Tribunal judiciaire de Lyon, le 30 juin 2025, n°25/02478

Ordonnance rendue le 30 juin 2025 par le juge des libertés et de la détention du Tribunal judiciaire de Lyon, sur première demande de prolongation d’une rétention administrative, susceptible d’appel devant la Cour d’appel de Lyon. Un étranger sous obligation de quitter le territoire sans délai, avec interdiction de retour, a été placé en rétention le 27 juin 2025. L’autorité administrative a saisi le juge d’une demande de prolongation de vingt‑six jours, enregistrée le 29 juin 2025. Le retenu a comparu assisté d’un avocat et d’un interprète, le ministère public étant absent. La juridiction a contrôlé la recevabilité de la requête, la régularité de la procédure et la nécessité de la prolongation, au regard des garanties de représentation et des diligences accomplies pour l’éloignement. La question posée tenait au niveau d’exigence des « diligences utiles » à un stade très précoce de la rétention, alors que toutes les pièces nécessaires au laissez‑passer n’étaient pas encore justifiées. La décision autorise la prolongation, retenant le caractère récent de la rétention et la saisine rapide des autorités consulaires, tout en constatant que « la requête de l’autorité administrative est motivée, datée, signée » et « accompagnée de toutes les pièces justificatives utiles ».

I) Les garanties procédurales et le cadre du contrôle

A) La recevabilité de la saisine et l’accès utile au dossier
La juridiction relève que « la requête de l’autorité administrative est motivée, datée, signée », et « accompagnée de toutes les pièces justificatives utiles ». Elle constate, de plus, que « la requête et les pièces qui y sont jointes ont, dès leur arrivée au greffe, été mises à disposition de l’avocat de l’intéressé ». Le contrôle porte ainsi sur l’aptitude concrète de la défense à connaître le dossier avant l’ouverture des débats, condition d’un débat contradictoire effectif et loyal.

B) L’information du retenu et la régularité de la rétention
Le juge mentionne que « l’intéressé s’est vu notifier les droits qui lui sont reconnus » et qu’il a été « pleinement informé de ses droits ». Le rappel des articles du CESEDA fonde l’examen d’office des garanties procédurales, préalable à tout contrôle de fond. L’ordonnance confirme donc la régularité de la mesure initiale, condition sine qua non pour apprécier la demande de prolongation en stricte légalité.

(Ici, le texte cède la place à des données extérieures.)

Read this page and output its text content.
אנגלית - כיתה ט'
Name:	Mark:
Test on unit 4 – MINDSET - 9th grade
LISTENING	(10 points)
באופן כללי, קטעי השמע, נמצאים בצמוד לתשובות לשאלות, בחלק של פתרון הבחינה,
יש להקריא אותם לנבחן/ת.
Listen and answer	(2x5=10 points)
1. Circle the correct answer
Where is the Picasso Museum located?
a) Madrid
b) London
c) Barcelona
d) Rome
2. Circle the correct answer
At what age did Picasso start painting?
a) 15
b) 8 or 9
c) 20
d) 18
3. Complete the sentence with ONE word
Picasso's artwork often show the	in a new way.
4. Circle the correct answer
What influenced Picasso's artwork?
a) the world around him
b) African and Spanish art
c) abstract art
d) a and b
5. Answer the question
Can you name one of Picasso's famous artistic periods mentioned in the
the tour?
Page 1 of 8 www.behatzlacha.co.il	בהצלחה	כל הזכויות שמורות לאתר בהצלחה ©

II) Les critères matériels de la prolongation et l’appréciation des diligences

A) Les garanties de représentation et la nécessité de la surveillance
La juridiction retient que « l’intéressé ne présente pas de garanties suffisantes pour la mise à exécution de la mesure de reconduite ». Cette formule, brève, concentre l’examen des risques de soustraction à la mesure et la proportionnalité de la contrainte. La nécessité de mesures de surveillance justifie, en principe, la prolongation lorsque l’éloignement demeure réalisable dans un horizon temporel pertinent.

B) Les diligences utiles à un stade précoce et la tolérance probatoire
Le juge affirme que « les diligences de l’administration sont établies avec la saisine des autorités […] dès le 26 juin 2025 ». Il ajoute surtout: « À ce stade de la procédure, la prolongation de la rétention sera autorisée […] quand bien même la préfecture ne justifie pas de l’envoi de toutes les pièces utiles ». La solution valorise le critère temporel et la célérité des premiers actes, plutôt que l’exhaustivité immédiate du dossier consulaire. Elle admet une marge de tolérance probatoire au début de la rétention, en contrepartie d’un suivi concret et rapide de la procédure d’éloignement.

Sens de la décision. Le raisonnement articule un contrôle rigoureux de la régularité initiale avec une appréciation pragmatique des diligences, indexée sur le « court délai » écoulé entre placement et saisine. Les citations « la requête […] motivée, datée, signée » et « dès leur arrivée au greffe […] mises à disposition » marquent l’exigence procédurale. Celles relatives aux « garanties suffisantes » et au « À ce stade de la procédure » dessinent un contrôle finaliste, centré sur l’effectivité prochaine de l’éloignement, sans exiger immédiatement toutes les pièces consulaires.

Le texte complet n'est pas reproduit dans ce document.